E' certo deprecabile che il nostro Museo più celebre, celebrato, ricco di capolavori, gli Uffìzi a Firenze costringa a lunghe, faticose, impossibili code i turisti in attesa d'ammirarne i capolavori sommi, specie per questioni di sicurezza e personale ridotto. E' però altrettanto vero che le nuove realtà di protezione di luoghi o capolavori sommi dell' Occidente obbligano un po' ovunque a lunghe file sfiancanti, là dove esistano musei o luoghi che calamitano il turista, da Parigi a Londra, a New York. E' la nuova realtà imposta da guerre, terrorismo, eventi drammatici che scuotono o sconquassano le principali città d'Occidente, e non solo. Bisogna abituarsi a convivere con la realtà, meglio che rischiare bombe devastanti o kamikaze in luoghi di bellezza, meditazione, ammirazione, godimento di cultura. Del resto l'esistenza negli aeroporti la dice lunga sui mutamenti, code infinite, e orali inaffidabili degli aerei in questo nostro XXI secolo, rispetto al passato. Lo scandalo vero in Italia è altro: la riduzione dei visitatori stranieri, per i consueti motivi tutti viaggiano meno e con paura, ma soprattutto gli italiani che non visitano i loro musei. Inutile ripetere che possediamo il patrimonio culturale più importante nel mondo Occidentale, e in quantità superiore agli altri. Taluni fra i musei rilevanti della Penisola, come quello splendido, l'Archeologico di Reggio Calabria che conserva le nostre origini, nonché i celebri Bronzi di Riace che costituirono quasi fenomeno da baraccone in anni passati, e soprattutto la mirabile «Testa di filosofo» che, sola, vale il viaggio. Ebbene con luoghi splendidi intorno, comprese le spiagge di Scilla e Cariddi, un mare e paesaggio indimenticabili, un ragguardevole afflusso di italiani, nonché stranieri, è il meno visitato dei musei italiani di un certo peso. In pratica ogni città, villaggio, chiesa d'Italia possiede qualcosa di importante da ammirare, le vacanze sarebbero ottima opportunità per ammirarli. Fin luoghi memorabili come le ville di Tiberio a Capri registrano rare presenze rispetto all'incremento di visitatori, anche italiani, al giorno. Che dire? Meglio le code, ardue, faticose che il vuoto assoluto, o la scelta di lunghe nuotate a scapito di siti o musei fra i più belli del mondo.

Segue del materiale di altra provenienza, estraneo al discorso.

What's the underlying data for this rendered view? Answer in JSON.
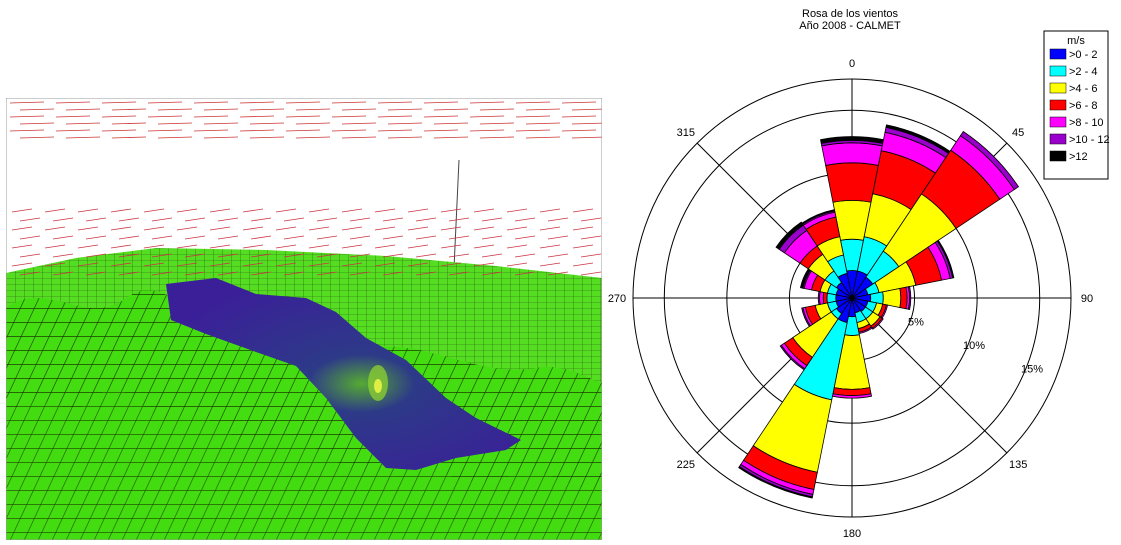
{
  "terrain_view": {
    "description_icon": "3d-terrain-wind-field-icon"
  },
  "chart_data": {
    "type": "polar-bar",
    "title": "Rosa de los vientos",
    "subtitle": "Año 2008 - CALMET",
    "direction_labels": [
      "0",
      "45",
      "90",
      "135",
      "180",
      "225",
      "270",
      "315"
    ],
    "radial_ticks": [
      5,
      10,
      15
    ],
    "radial_tick_labels": [
      "5%",
      "10%",
      "15%"
    ],
    "rmax": 17.5,
    "grid": true,
    "legend": {
      "title": "m/s",
      "placement": "top-right",
      "entries": [
        {
          "label": ">0 - 2",
          "color": "#0000ff"
        },
        {
          "label": ">2 - 4",
          "color": "#00ffff"
        },
        {
          "label": ">4 - 6",
          "color": "#ffff00"
        },
        {
          "label": ">6 - 8",
          "color": "#ff0000"
        },
        {
          "label": ">8 - 10",
          "color": "#ff00ff"
        },
        {
          "label": ">10 - 12",
          "color": "#9900cc"
        },
        {
          "label": ">12",
          "color": "#000000"
        }
      ]
    },
    "sectors": [
      {
        "direction": 0,
        "cumulative": [
          2.2,
          4.7,
          7.8,
          10.8,
          12.4,
          12.6,
          12.9
        ]
      },
      {
        "direction": 22.5,
        "cumulative": [
          2.2,
          5.0,
          8.5,
          12.0,
          13.5,
          13.9,
          14.1
        ]
      },
      {
        "direction": 45,
        "cumulative": [
          2.0,
          4.5,
          10.0,
          14.2,
          15.6,
          16.0,
          16.0
        ]
      },
      {
        "direction": 67.5,
        "cumulative": [
          1.3,
          2.2,
          5.2,
          7.3,
          8.0,
          8.2,
          8.3
        ]
      },
      {
        "direction": 90,
        "cumulative": [
          1.5,
          2.5,
          3.9,
          4.4,
          4.6,
          4.7,
          4.7
        ]
      },
      {
        "direction": 112.5,
        "cumulative": [
          1.3,
          2.0,
          2.5,
          2.8,
          2.9,
          2.9,
          2.9
        ]
      },
      {
        "direction": 135,
        "cumulative": [
          1.3,
          2.0,
          2.7,
          2.9,
          3.0,
          3.0,
          3.0
        ]
      },
      {
        "direction": 157.5,
        "cumulative": [
          1.2,
          2.0,
          2.5,
          2.8,
          2.9,
          2.9,
          2.9
        ]
      },
      {
        "direction": 180,
        "cumulative": [
          1.5,
          3.0,
          7.3,
          7.8,
          8.0,
          8.0,
          8.0
        ]
      },
      {
        "direction": 202.5,
        "cumulative": [
          2.0,
          8.3,
          14.2,
          15.6,
          16.0,
          16.2,
          16.3
        ]
      },
      {
        "direction": 225,
        "cumulative": [
          1.5,
          2.0,
          5.7,
          6.5,
          6.8,
          6.9,
          6.9
        ]
      },
      {
        "direction": 247.5,
        "cumulative": [
          1.3,
          2.0,
          3.0,
          3.8,
          4.0,
          4.1,
          4.1
        ]
      },
      {
        "direction": 270,
        "cumulative": [
          1.3,
          2.0,
          2.0,
          2.3,
          2.6,
          2.7,
          2.7
        ]
      },
      {
        "direction": 292.5,
        "cumulative": [
          1.3,
          2.0,
          2.6,
          3.3,
          3.9,
          4.0,
          4.2
        ]
      },
      {
        "direction": 315,
        "cumulative": [
          1.5,
          2.6,
          4.2,
          5.0,
          6.5,
          7.0,
          7.3
        ]
      },
      {
        "direction": 337.5,
        "cumulative": [
          2.0,
          3.5,
          5.0,
          6.6,
          7.0,
          7.1,
          7.2
        ]
      }
    ]
  }
}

Musei. Meglio code che deserti
Il testo lamenta la situazione dei musei italiani, in particolare gli Uffizi a Firenze, che sono costretti a lunghe code di turisti a causa di questioni di sicurezza e personale ridotto. Tuttavia, il testo sostiene che questa situazione non è unica e che molti altri musei e luoghi di bellezza in Occidente sono afflitti da problemi simili a causa di eventi drammatici e guerre. Il testo conclude che è meglio affrontare le code e le lunghe attese per visitare i musei che il vuoto assoluto e la scelta di passare il tempo in altre attività.